Urteil vom 4. Mai 2004

I. Kammer

Präsident Borella, Bundesrichterin Widmer, Bundesrichter Meyer, Schön und
Ursprung; Gerichtsschreiberin Fleischanderl

R.________, 1940, Beschwerdeführer, vertreten durch Rechtsanwalt Dr. Robert
Geisseler, Badenerstrasse 21, 8004 Zürich,

gegen

Ausgleichskasse Schwyz, Rubiswilstrasse 8, 6438 Ibach, Beschwerdegegnerin

Verwaltungsgericht des Kantons Schwyz, Schwyz

(Entscheid vom 27. März 2002)

Sachverhalt:

A.
Dem 1940 geborenen R.________ wurden mit Verfügung der Ausgleichskasse Schwyz
vom 7. Februar 1997 Ergänzungsleistungen (EL) zur Invalidenrente in Höhe von
Fr. 1747.- monatlich ab 1. Januar 1997 zugesprochen. Die Verwaltung erhielt
in der Folge im Rahmen eines Revisionsverfahrens Kenntnis davon, dass die
Schweizerische Unfallversicherung ihre am 27. März 1996 per 1. April 1996
zugesprochene Rente, auf der Grundlage einer Erwerbsunfähigkeit von 25 %,
sowie Integritätsentschädigung, basierend auf einer Integritätseinbusse von
10 %, mit Verfügung vom 21. März 2001 insofern erhöht hatte, als die Rente
nunmehr rückwirkend ab 1. April 1996 auf der Basis einer Erwerbsunfähigkeit
von 75 % und die Integritätsentschädigung gestützt auf eine
Integritätseinbusse von 25 % auszurichten waren.
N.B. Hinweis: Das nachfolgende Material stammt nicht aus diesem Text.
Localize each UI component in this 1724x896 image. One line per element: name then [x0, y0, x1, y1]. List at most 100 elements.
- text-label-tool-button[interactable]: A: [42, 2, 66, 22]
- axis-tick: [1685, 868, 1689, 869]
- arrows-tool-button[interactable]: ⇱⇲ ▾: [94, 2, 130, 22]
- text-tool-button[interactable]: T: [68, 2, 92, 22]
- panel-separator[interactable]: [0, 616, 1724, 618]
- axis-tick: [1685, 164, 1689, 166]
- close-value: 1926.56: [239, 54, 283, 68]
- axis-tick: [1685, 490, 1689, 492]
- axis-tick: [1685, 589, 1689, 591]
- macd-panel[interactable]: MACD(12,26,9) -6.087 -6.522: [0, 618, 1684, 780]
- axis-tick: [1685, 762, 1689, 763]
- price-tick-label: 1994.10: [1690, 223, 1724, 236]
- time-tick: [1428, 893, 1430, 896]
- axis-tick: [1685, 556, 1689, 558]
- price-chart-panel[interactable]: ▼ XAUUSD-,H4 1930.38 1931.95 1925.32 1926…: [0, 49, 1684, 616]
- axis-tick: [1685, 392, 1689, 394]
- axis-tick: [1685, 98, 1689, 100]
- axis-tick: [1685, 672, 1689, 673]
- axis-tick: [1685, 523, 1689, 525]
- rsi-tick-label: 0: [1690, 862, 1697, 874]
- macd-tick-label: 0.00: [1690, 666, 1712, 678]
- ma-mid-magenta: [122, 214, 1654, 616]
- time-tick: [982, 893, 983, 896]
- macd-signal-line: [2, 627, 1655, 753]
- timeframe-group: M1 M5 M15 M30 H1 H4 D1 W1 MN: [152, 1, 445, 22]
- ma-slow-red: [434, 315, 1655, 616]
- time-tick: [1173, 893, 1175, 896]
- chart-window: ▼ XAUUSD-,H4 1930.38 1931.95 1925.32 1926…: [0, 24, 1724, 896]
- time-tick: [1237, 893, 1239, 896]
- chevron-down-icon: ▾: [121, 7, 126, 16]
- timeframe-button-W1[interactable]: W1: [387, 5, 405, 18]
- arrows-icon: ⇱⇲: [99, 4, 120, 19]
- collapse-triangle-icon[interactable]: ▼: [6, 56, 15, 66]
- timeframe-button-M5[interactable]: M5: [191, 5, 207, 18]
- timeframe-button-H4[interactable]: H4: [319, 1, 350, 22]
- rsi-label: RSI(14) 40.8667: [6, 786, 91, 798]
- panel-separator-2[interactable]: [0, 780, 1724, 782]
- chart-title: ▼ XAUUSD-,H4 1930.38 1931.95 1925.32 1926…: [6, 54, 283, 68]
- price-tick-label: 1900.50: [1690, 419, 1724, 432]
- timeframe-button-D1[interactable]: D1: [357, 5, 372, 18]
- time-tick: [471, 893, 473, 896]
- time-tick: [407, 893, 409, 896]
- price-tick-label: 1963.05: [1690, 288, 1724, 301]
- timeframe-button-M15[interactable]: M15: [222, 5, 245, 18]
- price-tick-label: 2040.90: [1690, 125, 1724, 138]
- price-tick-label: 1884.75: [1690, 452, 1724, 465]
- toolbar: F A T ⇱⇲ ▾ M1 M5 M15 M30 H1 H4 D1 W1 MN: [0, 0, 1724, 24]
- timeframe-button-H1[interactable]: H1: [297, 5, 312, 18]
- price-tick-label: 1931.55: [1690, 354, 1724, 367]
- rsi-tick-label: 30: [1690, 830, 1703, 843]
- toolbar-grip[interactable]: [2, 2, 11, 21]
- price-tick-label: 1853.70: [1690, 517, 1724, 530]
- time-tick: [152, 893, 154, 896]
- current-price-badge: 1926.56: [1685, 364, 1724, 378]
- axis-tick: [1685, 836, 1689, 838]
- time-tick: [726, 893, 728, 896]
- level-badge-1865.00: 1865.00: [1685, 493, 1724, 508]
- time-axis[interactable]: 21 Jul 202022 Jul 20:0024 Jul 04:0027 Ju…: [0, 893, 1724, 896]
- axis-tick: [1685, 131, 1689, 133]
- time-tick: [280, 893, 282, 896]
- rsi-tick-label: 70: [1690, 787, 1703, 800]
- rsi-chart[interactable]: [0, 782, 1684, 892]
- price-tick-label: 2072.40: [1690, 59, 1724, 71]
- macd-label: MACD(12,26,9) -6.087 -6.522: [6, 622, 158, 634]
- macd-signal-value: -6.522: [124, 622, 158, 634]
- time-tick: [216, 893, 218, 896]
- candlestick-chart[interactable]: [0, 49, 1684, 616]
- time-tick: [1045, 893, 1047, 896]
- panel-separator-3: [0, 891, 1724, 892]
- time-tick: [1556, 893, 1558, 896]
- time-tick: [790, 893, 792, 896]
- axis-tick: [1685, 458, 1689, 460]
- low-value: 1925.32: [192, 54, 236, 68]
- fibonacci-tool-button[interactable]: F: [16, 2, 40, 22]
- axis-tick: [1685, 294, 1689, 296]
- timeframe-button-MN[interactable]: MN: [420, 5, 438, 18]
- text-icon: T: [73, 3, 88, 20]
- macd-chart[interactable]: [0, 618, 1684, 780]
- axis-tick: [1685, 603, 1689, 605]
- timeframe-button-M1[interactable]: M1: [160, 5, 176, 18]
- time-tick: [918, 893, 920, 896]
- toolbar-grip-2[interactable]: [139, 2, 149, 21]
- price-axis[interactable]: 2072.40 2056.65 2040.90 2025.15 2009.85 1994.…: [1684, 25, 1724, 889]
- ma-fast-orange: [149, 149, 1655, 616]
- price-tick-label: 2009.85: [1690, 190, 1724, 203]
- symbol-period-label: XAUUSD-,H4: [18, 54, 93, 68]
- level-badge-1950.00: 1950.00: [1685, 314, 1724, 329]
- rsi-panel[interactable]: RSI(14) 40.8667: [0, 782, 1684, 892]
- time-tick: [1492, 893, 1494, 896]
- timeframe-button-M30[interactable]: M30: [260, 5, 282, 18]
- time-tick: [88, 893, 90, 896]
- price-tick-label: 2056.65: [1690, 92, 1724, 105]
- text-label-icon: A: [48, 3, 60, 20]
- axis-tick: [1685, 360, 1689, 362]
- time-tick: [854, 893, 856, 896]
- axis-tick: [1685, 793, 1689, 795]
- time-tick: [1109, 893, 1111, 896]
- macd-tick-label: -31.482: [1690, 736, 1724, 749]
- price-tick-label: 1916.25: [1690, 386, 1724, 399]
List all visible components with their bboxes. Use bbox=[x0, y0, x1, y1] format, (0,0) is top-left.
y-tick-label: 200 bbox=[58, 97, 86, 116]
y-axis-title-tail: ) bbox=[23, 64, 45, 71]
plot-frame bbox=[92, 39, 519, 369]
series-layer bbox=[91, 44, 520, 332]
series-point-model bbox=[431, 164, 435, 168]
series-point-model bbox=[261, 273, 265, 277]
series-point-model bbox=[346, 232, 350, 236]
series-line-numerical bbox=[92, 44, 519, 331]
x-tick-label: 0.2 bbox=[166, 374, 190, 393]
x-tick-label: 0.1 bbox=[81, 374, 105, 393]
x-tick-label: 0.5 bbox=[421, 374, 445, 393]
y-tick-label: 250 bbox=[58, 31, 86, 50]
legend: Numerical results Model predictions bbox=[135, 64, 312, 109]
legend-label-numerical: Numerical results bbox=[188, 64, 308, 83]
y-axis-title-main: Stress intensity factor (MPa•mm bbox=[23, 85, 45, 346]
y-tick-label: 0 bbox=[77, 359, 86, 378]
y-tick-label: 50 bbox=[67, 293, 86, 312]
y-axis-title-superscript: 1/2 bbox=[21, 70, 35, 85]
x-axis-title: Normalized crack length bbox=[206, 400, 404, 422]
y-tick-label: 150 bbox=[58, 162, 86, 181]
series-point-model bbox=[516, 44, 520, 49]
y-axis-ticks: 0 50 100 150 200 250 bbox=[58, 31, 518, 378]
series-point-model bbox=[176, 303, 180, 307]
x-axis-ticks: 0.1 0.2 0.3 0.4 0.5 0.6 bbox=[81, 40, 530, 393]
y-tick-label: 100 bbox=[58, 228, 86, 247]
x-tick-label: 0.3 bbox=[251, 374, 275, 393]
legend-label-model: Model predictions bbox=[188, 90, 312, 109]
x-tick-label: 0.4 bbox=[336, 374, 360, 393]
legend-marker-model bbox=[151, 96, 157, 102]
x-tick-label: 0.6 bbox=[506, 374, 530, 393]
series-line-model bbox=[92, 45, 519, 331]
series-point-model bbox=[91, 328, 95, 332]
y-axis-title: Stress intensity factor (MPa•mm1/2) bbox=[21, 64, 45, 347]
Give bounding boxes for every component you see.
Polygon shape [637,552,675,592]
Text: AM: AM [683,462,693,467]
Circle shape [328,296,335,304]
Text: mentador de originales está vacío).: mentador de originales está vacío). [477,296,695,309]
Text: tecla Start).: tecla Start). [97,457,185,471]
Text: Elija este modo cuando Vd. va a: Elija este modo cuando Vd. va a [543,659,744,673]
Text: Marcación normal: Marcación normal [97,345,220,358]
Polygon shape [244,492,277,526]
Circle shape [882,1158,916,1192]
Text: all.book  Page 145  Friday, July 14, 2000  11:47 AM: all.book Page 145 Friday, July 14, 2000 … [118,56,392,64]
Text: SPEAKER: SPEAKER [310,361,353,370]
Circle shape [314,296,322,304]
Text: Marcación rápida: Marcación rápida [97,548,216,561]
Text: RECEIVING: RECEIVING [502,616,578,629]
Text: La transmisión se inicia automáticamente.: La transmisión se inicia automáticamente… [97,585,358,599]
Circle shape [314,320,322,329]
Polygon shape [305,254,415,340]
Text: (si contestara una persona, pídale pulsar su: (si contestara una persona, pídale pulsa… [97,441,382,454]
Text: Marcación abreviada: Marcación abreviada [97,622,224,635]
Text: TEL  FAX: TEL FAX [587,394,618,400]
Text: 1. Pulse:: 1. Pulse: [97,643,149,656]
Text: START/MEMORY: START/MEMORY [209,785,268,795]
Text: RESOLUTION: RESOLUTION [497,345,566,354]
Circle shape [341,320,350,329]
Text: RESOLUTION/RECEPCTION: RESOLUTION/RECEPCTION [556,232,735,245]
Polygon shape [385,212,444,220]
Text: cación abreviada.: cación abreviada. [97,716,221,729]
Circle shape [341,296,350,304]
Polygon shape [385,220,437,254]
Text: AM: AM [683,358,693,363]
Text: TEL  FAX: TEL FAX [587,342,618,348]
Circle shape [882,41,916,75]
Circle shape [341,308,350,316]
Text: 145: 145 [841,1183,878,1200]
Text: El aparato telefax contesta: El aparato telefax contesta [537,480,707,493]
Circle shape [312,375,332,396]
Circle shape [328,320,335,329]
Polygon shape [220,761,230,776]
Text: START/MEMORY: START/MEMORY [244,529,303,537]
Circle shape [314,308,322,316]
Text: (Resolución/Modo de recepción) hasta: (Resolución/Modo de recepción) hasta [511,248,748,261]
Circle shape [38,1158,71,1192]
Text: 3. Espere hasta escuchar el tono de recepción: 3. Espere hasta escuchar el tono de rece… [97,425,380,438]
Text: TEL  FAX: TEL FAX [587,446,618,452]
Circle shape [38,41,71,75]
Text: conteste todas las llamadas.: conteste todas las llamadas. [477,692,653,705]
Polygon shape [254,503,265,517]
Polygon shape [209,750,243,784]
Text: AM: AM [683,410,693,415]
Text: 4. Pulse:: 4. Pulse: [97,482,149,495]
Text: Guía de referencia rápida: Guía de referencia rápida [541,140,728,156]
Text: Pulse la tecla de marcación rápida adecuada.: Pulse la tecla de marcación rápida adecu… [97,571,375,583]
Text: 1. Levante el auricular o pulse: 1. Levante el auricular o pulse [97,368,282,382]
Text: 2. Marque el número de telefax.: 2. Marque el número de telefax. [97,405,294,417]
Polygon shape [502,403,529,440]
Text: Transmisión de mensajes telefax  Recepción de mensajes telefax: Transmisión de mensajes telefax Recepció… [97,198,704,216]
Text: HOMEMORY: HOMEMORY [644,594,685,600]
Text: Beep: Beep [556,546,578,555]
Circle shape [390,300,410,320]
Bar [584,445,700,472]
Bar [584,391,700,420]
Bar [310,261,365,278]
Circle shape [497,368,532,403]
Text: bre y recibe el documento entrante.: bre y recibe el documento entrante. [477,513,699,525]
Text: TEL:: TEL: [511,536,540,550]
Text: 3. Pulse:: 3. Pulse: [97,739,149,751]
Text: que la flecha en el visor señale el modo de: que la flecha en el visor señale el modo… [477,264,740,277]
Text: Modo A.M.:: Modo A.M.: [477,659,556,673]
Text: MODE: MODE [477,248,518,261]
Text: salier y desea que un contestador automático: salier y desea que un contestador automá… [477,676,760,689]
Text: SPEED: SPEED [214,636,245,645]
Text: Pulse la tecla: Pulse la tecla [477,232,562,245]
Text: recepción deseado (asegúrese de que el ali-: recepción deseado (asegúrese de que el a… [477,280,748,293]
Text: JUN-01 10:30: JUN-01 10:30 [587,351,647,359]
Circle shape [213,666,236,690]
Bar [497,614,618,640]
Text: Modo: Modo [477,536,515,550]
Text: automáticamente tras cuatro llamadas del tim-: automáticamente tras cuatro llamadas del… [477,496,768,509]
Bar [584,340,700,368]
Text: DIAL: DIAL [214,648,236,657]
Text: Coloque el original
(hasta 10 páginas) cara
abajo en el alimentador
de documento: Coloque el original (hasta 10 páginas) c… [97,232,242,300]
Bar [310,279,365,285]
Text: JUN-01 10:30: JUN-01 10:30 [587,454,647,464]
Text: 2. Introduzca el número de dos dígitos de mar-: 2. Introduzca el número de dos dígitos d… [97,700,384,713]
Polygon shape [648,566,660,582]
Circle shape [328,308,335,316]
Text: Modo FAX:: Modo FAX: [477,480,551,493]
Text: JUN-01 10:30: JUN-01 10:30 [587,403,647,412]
Der Versicherte wurde
hierauf zur Rückerstattung von zu Unrecht ausbezahlten Ergänzungsleistungen
für die Zeit vom 1. Januar 1997 bis 31. Juli 2001 im Betrag von insgesamt Fr.
42'858.- aufgefordert (Verfügung vom 8. August 2001). Mit Verfügung vom 31.
Januar 2002 lehnte die Ausgleichskasse ein Gesuch vom 7. September 2001 um
Erlass der Rückforderung ab.

B.
Das Verwaltungsgericht des Kantons Schwyz vereinigte die gegen beide
Verfügungen erhobenen Beschwerden und wies diese mit Entscheid vom 27. März
2002 ab.

C.
R.________ lässt Verwaltungsgerichtsbeschwerde führen und beantragen, der
vorinstanzliche Entscheid und die Verfügung vom 8. August 2001 seien
aufzuheben und es sei festzustellen, dass der Ausgleichskasse keine
Rückforderung von angeblich zu Unrecht bezogenen Ergänzungsleistungen
zustehe; eventualiter sei die Sache an die Ausgleichskasse zur Überprüfung
und Neuberechnung zurückzuweisen, wobei ihm vor Erlass einer neuen Verfügung
das rechtliche Gehör zu gewähren sei. Subeventualiter sei die Verfügung der
Ausgleichskasse vom 31. Januar 2002 aufzuheben und dem Erlassgesuch vom 7.
September 2001 stattzugeben.
Während das kantonale Gericht und die Ausgleichskasse auf Abweisung der
Verwaltungsgerichtsbeschwerde schliessen, Letztere unter Verweis auf die
Erwägungen der Vorinstanz im angefochtenen Entscheid und in deren
letztinstanzlichen Stellungnahme, verzichtet das Bundesamt für
Sozialversicherung (BSV) auf eine Vernehmlassung.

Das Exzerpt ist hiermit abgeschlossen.